I just asked you to define the word define. What is so hard about that?
Why can't I use the bible as a reference for the origin of evil? I think you are conflating 'scientific rationalism' with philosophy.
You have a straightforward response for the question of evil, where it came from:
The Devil--Satan—one of God’s highest angels--rebelled against God's spiritual universe and spiritual laws which govern and regulate it--and became the Fallen Angel. This fallen angel violated God's laws and partook of darkness, rather than light. Hence the quote (Christ) "I beheld Satan as lightning fall from heaven."
The heavenly domains (eden) are the manifestation of God’s mind, and reflect life. The biblical ‘fall of man’ is the spiritual man becoming conscious of the physical man, and knowing the difference between the two. That is, the man made in God’s image yielded to the minds of the fallen angels, and mortal propagation is the result.

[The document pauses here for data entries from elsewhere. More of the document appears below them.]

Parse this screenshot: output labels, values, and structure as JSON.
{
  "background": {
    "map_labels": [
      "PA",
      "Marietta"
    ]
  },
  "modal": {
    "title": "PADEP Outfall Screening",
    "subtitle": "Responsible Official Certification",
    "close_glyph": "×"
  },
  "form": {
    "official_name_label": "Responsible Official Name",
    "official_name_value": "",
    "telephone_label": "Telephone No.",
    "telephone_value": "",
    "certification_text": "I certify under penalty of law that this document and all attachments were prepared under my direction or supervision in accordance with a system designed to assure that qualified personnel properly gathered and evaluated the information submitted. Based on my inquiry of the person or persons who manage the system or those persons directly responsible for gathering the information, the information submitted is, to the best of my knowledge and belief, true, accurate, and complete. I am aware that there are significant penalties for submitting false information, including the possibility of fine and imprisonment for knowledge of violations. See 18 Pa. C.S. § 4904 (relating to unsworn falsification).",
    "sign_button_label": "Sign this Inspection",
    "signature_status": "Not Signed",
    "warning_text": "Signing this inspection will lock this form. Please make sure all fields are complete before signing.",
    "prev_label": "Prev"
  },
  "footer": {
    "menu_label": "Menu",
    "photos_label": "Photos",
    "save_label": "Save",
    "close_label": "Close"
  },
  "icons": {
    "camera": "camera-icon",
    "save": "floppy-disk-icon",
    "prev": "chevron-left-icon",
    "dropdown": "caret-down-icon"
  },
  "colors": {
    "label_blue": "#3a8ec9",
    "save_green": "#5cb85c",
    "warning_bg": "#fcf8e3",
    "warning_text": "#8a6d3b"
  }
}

Evil (the mind of lust) cannot produce good fruit, that is why the mortal dies. This material universe was 'manifested' as a consequence of Lucifer's rebellion against God. This entire finite multiverse is God manifesting the opposite of himself -- the mortal concept -- as the result of their transgression.
This is essentially the dual nature of all existence.
Spiritual life is Internal—physical life is external. Spiritual life is a reality—the Truth—and exists in the divine mind. So-called physical life is error and is unreal to the divine mind and only exists in the mind of the senses of the mortal creation. Spiritual life as manifested in physical life is the reflection and the image of God, the Reality of Spirit; all spiritual life, as manifested in physical life, is derived from Spirit. There is not any inherent life in matter.
As the conception of evil fades out of the consciousness of the minds of the beings created in God’s image, then the ‘physical’ counterpart of the realm ceases to exist - God has filled that void.
The ‘void’ is simply the consciousness of the unreal (mortal) creation, in its myriad of forms. The mortal creation in its natural state is unconscious of God. And the immortal creation in its natural state is unconscious of the mortal creation (death). One is real, the other is unreal. One is infinite, the other is finite.
That is, the mortal creation was not spiritually conceived by God. The mortal creation is conceived through the law of lust. The spiritual 'man' is conceived by God, 'constructed' of the same stuff - pure and unconditional love.This is the correct interpretation of the biblical 'garden of eden' story where man was ordered not to eat of the tree of the knowledge of good and evil, lest he should die.
Death (the mortal creation) is the absence of God's mind in the consciousness of the soul.
Perhaps what I am stating is part myth and embellishment, after all, the scripture never stated what the war between Michael and Lucifer was, it just jumps right in “and war broke out in heaven, Michael and his angels fought against the dragon, and the dragon and his angels fought, and prevailed not…”
The fallen angels rebelled against God's spiritual kingdom before the material universe was created, and the material creation and carnal man represents the power of that rebellion. That is why you do not understanding jack squat of anything spiritual -- you think with a carnal physical brain.
Now go ahead and befuddle me with your infinite cognitive non-sequiturs, I'll be waiting.